Dive Brief:
- The Eleventh Circuit dismissed a challenge by LabMD, a lab that performs cancer-detecting services, to the current Federal Trade Commission enforcement action regarding an alleged healthcare privacy breach.
- The FTC discovered that LabMD patient information was available on a public peer-to-peer file sharing network and after investigation, filed an administrative enforcement action against LabMD; it claimed that LabMD violated the FTC Act by engaging in unfair acts or practice due to its failure to prevent unauthorized access to patient information. LabMD filed a motion to dismiss in a lower federal court in Georgia, and argued for the case to be dismissed because, it claims, the FTC doesn't have the authority to regulate PHI.
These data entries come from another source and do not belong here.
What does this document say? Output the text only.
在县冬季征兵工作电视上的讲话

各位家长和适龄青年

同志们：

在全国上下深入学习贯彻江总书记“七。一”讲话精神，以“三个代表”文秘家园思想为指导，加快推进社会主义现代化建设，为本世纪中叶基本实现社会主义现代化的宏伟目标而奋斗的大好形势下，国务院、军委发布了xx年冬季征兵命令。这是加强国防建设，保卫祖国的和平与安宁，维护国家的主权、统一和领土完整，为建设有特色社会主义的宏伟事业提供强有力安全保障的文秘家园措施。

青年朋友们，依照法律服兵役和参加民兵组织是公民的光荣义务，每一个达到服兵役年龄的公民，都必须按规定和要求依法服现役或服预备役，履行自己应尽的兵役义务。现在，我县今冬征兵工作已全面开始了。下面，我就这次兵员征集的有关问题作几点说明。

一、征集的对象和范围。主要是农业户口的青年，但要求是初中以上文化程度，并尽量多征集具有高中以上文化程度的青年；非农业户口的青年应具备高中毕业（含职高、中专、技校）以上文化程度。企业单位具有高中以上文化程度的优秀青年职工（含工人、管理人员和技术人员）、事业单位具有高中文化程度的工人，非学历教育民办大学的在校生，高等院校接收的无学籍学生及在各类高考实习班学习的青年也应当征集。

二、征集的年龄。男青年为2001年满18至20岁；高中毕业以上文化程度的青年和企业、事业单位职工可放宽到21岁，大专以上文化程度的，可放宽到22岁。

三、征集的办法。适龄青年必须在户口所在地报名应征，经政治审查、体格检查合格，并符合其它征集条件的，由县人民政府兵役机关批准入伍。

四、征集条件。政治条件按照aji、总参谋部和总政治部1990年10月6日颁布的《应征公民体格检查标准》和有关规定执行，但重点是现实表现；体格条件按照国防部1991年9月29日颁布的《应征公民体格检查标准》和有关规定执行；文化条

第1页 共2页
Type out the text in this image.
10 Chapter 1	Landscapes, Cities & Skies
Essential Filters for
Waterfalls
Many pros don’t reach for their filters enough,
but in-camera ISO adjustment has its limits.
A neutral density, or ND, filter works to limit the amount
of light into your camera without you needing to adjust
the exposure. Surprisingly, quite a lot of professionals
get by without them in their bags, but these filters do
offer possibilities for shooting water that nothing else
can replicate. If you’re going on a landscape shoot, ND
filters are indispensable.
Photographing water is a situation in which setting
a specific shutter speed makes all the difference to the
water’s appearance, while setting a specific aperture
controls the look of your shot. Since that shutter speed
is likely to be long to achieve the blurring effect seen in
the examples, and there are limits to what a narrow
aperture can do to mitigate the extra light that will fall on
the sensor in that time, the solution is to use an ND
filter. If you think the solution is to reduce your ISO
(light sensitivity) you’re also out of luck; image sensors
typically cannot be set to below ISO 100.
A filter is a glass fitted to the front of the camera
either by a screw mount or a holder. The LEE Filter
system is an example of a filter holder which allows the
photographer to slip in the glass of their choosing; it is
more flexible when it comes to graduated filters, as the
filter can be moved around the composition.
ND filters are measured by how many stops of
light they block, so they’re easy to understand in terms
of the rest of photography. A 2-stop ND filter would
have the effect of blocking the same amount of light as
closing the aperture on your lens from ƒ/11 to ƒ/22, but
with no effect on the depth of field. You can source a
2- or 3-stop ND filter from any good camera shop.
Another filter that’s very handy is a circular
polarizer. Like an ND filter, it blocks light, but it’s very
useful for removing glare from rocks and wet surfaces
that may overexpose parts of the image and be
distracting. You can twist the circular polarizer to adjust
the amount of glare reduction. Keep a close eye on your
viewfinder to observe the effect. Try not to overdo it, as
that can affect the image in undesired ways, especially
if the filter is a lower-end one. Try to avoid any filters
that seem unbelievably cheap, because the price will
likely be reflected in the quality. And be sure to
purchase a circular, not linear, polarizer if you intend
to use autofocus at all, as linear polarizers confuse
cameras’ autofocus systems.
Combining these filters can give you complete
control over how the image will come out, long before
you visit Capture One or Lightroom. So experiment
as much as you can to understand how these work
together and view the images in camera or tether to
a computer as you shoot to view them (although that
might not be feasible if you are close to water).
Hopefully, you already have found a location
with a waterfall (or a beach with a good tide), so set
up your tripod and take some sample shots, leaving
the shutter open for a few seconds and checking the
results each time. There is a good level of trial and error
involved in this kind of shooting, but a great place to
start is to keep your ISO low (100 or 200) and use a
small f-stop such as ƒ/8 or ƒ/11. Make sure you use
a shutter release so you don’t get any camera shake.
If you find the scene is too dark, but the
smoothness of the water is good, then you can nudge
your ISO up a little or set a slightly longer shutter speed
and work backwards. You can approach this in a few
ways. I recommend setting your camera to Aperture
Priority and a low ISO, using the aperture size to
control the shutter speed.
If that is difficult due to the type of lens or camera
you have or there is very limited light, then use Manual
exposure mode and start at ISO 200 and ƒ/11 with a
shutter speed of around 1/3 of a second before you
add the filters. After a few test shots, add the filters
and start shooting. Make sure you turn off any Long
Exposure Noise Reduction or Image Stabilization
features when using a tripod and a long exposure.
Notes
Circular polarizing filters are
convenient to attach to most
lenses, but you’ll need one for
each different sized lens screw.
- In recent years, the FTC has wielded its power to bring enforcement actions against healthcare services providers like LabMD and others for alleged privacy breaches.
Dive Insight:
Does the FTC have the right to regulate data breach? That's the question at the heart of LabMD's case, which will be an important one to pay attention to, as incidences of healthcare data breach grow more frequent.
And, as the National Law Review has pointed out, if the FTC has a statutory and constitutional authority to regulate in this arena under Section 5 of the Federal Trade Commission Act, then its investigation and enforcement of companies that commit "unfair" or "deceptive" cyber security practices is lawful. What happens next for LabMD is more waiting around for resolution: The Eleventh Circuit concluded that before a federal court will review the case, LabMD must first go through the FTC administrative hearing process until the FTC makes a final decision. After that, LabMD can ask federal courts to weigh in on the FTC's authority.
The cost of breaches to the healthcare industry is estimated to be in the billions, but according to one 2013 study, only about 69% of organizations have a breach plan in place.